Scenes at Horvat Beit Netofa (hover over the pictures to view the captions)
On descending to where we left the car, opposite the farmstead, an old Arab gentleman was sitting atop an equally ancient red tractor, patiently awaiting us, next to our car. He asked us what we were doing, and quizzed us where we were from, and whether we had lit fires or taken antiquities. He clearly saw himself as some sort of guardian of this ancient site, telling us how he sometimes had to call the Antiquities Authority when people started fires there. Having introduced ourselves, shook his hand, and reassured him, he naturally asked us back to the farmstead for the obligatory Arab hospitality. Mahmoud Ibrahim―who must have been in his seventies at least―was the last remaining of six brothers, whose grandfather was from Turkey. He spent the first three decades of his life in Haifa, where he became a worker in metal. He was known as Ibrahim ha’Americani as he knew how to take apart American machinery and put it back together again. But deciding he wanted a quieter life, he bought a parcel of land from the government at Horvat Beit Netofa in 1972, where he has been ever since. He said that when he first came to it, he asked the etz kotzim (thornbush) what he was doing there, and it replied that there was good soil and good air. As we sat in the shade next to what any westerner would call a shack hardly fit to live in, sipping water from the spring of Ein Netofa, and thick Arab coffee, the constant breeze was indeed refreshing.

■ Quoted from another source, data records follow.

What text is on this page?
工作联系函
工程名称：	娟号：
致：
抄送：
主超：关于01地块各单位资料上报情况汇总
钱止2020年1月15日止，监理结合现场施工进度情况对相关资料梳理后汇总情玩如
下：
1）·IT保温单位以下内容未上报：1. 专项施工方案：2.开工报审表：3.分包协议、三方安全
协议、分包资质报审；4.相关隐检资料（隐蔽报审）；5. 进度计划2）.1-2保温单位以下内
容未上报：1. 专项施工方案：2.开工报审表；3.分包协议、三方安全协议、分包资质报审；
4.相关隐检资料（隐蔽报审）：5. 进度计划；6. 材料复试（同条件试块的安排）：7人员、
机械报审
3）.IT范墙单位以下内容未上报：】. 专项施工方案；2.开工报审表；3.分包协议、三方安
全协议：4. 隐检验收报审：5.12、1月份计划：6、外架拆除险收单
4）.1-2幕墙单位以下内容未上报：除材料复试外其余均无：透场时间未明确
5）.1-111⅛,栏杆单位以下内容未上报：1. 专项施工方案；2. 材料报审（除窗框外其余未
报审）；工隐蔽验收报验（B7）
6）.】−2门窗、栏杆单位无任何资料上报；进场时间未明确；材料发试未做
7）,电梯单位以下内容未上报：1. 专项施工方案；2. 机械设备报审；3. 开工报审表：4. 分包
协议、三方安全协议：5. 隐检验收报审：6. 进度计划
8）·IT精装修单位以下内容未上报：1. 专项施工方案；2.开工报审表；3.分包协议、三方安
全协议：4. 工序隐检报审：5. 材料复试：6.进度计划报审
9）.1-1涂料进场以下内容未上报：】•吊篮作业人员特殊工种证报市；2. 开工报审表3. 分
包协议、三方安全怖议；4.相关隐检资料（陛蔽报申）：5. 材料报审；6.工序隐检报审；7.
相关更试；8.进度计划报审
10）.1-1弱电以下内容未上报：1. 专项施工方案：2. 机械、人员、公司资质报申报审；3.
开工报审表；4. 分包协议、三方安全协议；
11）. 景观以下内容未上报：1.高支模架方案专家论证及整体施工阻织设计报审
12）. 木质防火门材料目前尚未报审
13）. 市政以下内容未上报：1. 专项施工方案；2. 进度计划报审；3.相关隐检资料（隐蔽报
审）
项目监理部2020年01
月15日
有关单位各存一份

Ibrahim―whose wife only briefly showed her face, passing the coffee to one of her sons to serve to us―had five sons and two daughters. One of the sons had developed the “ego of wealth that leads us Arabs to go abroad” which Ibrahim bemoaned, telling us how the state of Israel provided everything that one needed in this land that compared with no other. That son died in a car accident in Europe, leaving a wife and children.

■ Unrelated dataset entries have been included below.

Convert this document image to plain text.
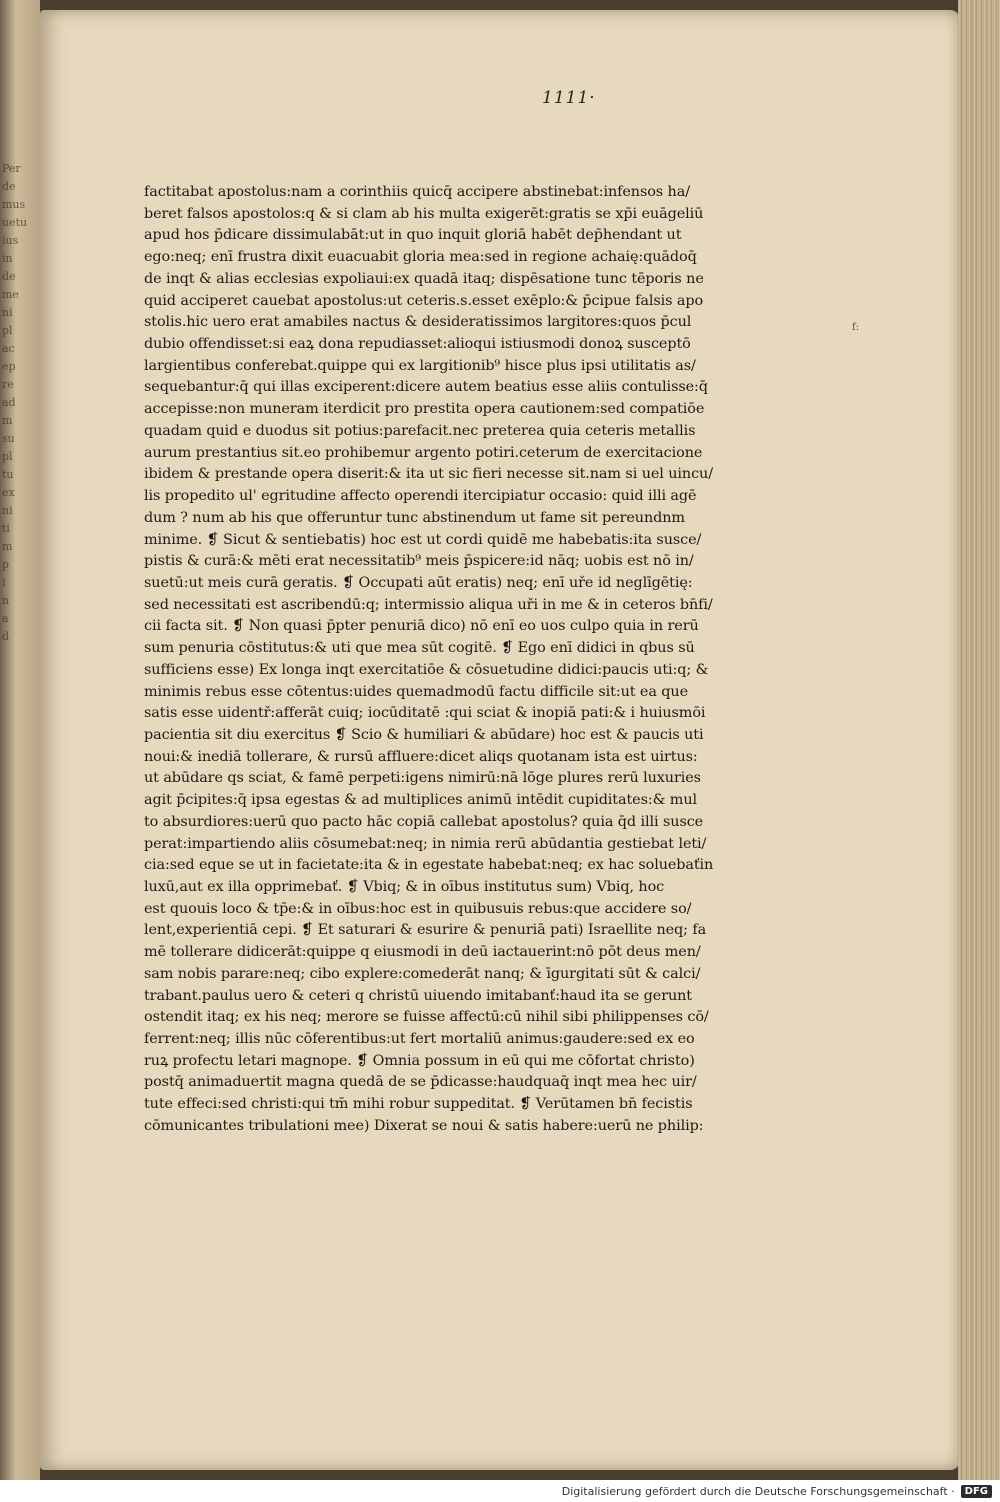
Per
de
mus
uetu
ius
in
de
me
ni
pl
ac
ep
re
ad
m
su
pl
tu
ex
ni
ti
m
p
i
n
a
d
1111·
f:
factitabat apostolus:nam a corinthiis quicq̄ accipere abstinebat:infensos ha/
beret falsos apostolos:q & si clam ab his multa exigerēt:gratis se xp̄i euāgeliū
apud hos p̄dicare dissimulabāt:ut in quo inquit gloriā habēt dep̄hendant ut
ego:neq; enī frustra dixit euacuabit gloria mea:sed in regione achaię:quādoq̄
de inqt & alias ecclesias expoliaui:ex quadā itaq; dispēsatione tunc tēporis ne
quid acciperet cauebat apostolus:ut ceteris.s.esset exēplo:& p̄cipue falsis apo
stolis.hic uero erat amabiles nactus & desideratissimos largitores:quos p̄cul
dubio offendisset:si eaꝝ dona repudiasset:alioqui istiusmodi donoꝝ susceptō
largientibus conferebat.quippe qui ex largitionib⁹ hisce plus ipsi utilitatis as/
sequebantur:q̄ qui illas exciperent:dicere autem beatius esse aliis contulisse:q̄
accepisse:non muneram iterdicit pro prestita opera cautionem:sed compatiōe
quadam quid e duodus sit potius:parefacit.nec preterea quia ceteris metallis
aurum prestantius sit.eo prohibemur argento potiri.ceterum de exercitacione
ibidem & prestande opera diserit:& ita ut sic fieri necesse sit.nam si uel uincu/
lis propedito ul' egritudine affecto operendi itercipiatur occasio: quid illi agē
dum ? num ab his que offeruntur tunc abstinendum ut fame sit pereundnm
minime. ❡ Sicut & sentiebatis) hoc est ut cordi quidē me habebatis:ita susce/
pistis & curā:& mēti erat necessitatib⁹ meis p̄spicere:id nāq; uobis est nō in/
suetū:ut meis curā geratis. ❡ Occupati aūt eratis) neq; enī uře id neglīgētię:
sed necessitati est ascribendū:q; intermissio aliqua uři in me & in ceteros bn̄fi/
cii facta sit. ❡ Non quasi p̄pter penuriā dico) nō enī eo uos culpo quia in rerū
sum penuria cōstitutus:& uti que mea sūt cogitē. ❡ Ego enī didici in qbus sū
sufficiens esse) Ex longa inqt exercitatiōe & cōsuetudine didici:paucis uti:q; &
minimis rebus esse cōtentus:uides quemadmodū factu difficile sit:ut ea que
satis esse uidentř:afferāt cuiq; iocūditatē :qui sciat & inopiā pati:& i huiusmōi
pacientia sit diu exercitus ❡ Scio & humiliari & abūdare) hoc est & paucis uti
noui:& inediā tollerare, & rursū affluere:dicet aliqs quotanam ista est uirtus:
ut abūdare qs sciat, & famē perpeti:igens nimirū:nā lōge plures rerū luxuries
agit p̄cipites:q̄ ipsa egestas & ad multiplices animū intēdit cupiditates:& mul
to absurdiores:uerū quo pacto hāc copiā callebat apostolus? quia q̄d illi susce
perat:impartiendo aliis cōsumebat:neq; in nimia rerū abūdantia gestiebat leti/
cia:sed eque se ut in facietate:ita & in egestate habebat:neq; ex hac soluebaťin
luxū,aut ex illa opprimebať. ❡ Vbiq; & in oībus institutus sum) Vbiq, hoc
est quouis loco & tp̄e:& in oībus:hoc est in quibusuis rebus:que accidere so/
lent,experientiā cepi. ❡ Et saturari & esurire & penuriā pati) Israellite neq; fa
mē tollerare didicerāt:quippe q eiusmodi in deū iactauerint:nō pōt deus men/
sam nobis parare:neq; cibo explere:comederāt nanq; & īgurgitati sūt & calci/
trabant.paulus uero & ceteri q christū uiuendo imitabanť:haud ita se gerunt
ostendit itaq; ex his neq; merore se fuisse affectū:cū nihil sibi philippenses cō/
ferrent:neq; illis nūc cōferentibus:ut fert mortaliū animus:gaudere:sed ex eo
ruꝝ profectu letari magnope. ❡ Omnia possum in eū qui me cōfortat christo)
postq̄ animaduertit magna quedā de se p̄dicasse:haudquaq̄ inqt mea hec uir/
tute effeci:sed christi:qui tm̄ mihi robur suppeditat. ❡ Verūtamen bn̄ fecistis
cōmunicantes tribulationi mee) Dixerat se noui & satis habere:uerū ne philip:
Digitalisierung gefördert durch die Deutsche Forschungsgemeinschaft ·	DFG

Ibrahim asked us where we were from―both now and originally―and claimed he never heard of England and did not need to know about it! He retold the stories of Nebi Muza―Moshe Rabeinu, Moses―and was keen thereby to demonstrate that we are all brothers, all G-d’s children, and all doomed if we try to be our own gods.
By the time we took our leave of Ibrahim, it was time to get home for Shabbat; we never did get to Horvat Amudim! Ibrahim invited us to come again, as we left. Just for his coffee and hospitality we shall do so! But also because―can you believe it―we completely forgot to take his photograph for this blog!